Im Fall einer Verurteilung drohen den Tätern bis zu 15 Jahre Freiheitsstrafe und 225'000 Euro Geldstrafe. Für die Ermittlungen ist die Abteilung zur Bekämpfung organisierten Verbrechens zuständig.

Premierminister Gabriel Attal sprach von «vorbereiteten und koordinierten Sabotageakten» gegen Anlagen der SNCF. Nach Angaben der französischen Bahn handelt es sich um Brandstiftung an Leitungen mit Glasfaserkabeln, die für den Zugbetrieb notwendig sind.

An drei verschiedenen Stellen ausserhalb von Paris wurden unter anderem Signalanlagen angezündet oder Kabel durchtrennt. Ein vierter Angriff in Vergigny im Südosten konnte verhindert werden.

Peter Neumann (49), Professor für Sicherheitsstudien am King's College in London, ordnet den Angriff für Blick am Freitagnachmittag ein. 

Wer steckt dahinter?

Es gebe noch keinen Beweis, keine Bestätigung, kein Bekennerschreiben, sagt Neumann. «Aber die französischen Behörden ermitteln in Richtung Linksextremisten.» Mit Linksextremisten meint der Sicherheits- und Terrorismusexperte Anarchisten, die den Staat ablehnen. Er sagt: «In den letzten drei bis vier Jahren versuchten Linksextremisten immer wieder, mit solchen Aktionen das TGV-Netz lahmzulegen. Der Modus Operandi des heutigen Angriffs passt zu den Linksextremisten.» 

Dass es Dschihadisten waren, schliesst Neumann hingegen aus. «Denn die wollen töten, nicht nur sabotieren. Die gehen direkt auf Personen. Die versuchen nicht, irgendwelche Kabel durchzuschneiden.» Dschihadisten seien natürlich für Olympia eine Bedrohung. «In diesem Fall waren sie es aber nicht.»

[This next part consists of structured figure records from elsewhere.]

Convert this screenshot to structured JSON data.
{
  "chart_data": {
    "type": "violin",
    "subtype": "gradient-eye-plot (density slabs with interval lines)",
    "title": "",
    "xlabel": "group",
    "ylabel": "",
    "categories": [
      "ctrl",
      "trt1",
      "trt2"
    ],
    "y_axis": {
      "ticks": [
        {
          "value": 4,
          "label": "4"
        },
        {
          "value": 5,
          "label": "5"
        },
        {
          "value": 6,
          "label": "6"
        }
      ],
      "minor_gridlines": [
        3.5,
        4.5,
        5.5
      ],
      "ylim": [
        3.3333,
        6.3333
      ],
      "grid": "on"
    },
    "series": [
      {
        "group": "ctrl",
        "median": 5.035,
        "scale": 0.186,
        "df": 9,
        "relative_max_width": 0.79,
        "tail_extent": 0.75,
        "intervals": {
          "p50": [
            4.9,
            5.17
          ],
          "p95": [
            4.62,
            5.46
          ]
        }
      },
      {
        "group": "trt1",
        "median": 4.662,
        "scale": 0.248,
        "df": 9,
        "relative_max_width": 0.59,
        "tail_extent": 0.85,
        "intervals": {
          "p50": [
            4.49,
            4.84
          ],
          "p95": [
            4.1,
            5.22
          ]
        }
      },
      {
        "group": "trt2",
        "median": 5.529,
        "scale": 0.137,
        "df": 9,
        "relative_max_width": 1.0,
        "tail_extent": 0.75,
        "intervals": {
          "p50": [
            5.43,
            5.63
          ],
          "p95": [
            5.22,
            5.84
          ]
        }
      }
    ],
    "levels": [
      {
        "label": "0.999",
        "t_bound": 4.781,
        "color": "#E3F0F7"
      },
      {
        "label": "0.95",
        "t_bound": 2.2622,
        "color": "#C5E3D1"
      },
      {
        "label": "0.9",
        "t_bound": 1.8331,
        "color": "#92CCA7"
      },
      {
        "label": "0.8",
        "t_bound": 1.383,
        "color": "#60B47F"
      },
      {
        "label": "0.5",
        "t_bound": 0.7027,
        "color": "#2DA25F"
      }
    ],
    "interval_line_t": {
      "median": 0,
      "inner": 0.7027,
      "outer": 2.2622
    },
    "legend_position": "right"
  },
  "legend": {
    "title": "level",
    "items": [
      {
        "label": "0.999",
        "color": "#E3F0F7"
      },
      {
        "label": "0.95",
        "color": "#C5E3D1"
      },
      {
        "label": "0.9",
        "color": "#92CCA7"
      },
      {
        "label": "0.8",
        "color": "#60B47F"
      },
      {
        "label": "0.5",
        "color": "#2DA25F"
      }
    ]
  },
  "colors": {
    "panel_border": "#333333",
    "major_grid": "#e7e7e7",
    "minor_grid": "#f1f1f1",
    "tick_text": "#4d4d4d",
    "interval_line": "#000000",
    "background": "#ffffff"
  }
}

Spielt Russland eine Rolle?

Das könne man noch nicht definitiv sagen, so Neumann. Er erklärt: «Es gibt drei Gruppen von Akteuren, die Olympia schaden wollen könnten: Terroristen. Aktivisten – Klima oder Palästina. Und feindliche staatliche Akteure – dazu gehört Russland.» Aber: Konkrete Hinweise auf eine russische Täterschaft gebe es aktuell nicht.

Warum der Angriff auf die Bahninfrastruktur?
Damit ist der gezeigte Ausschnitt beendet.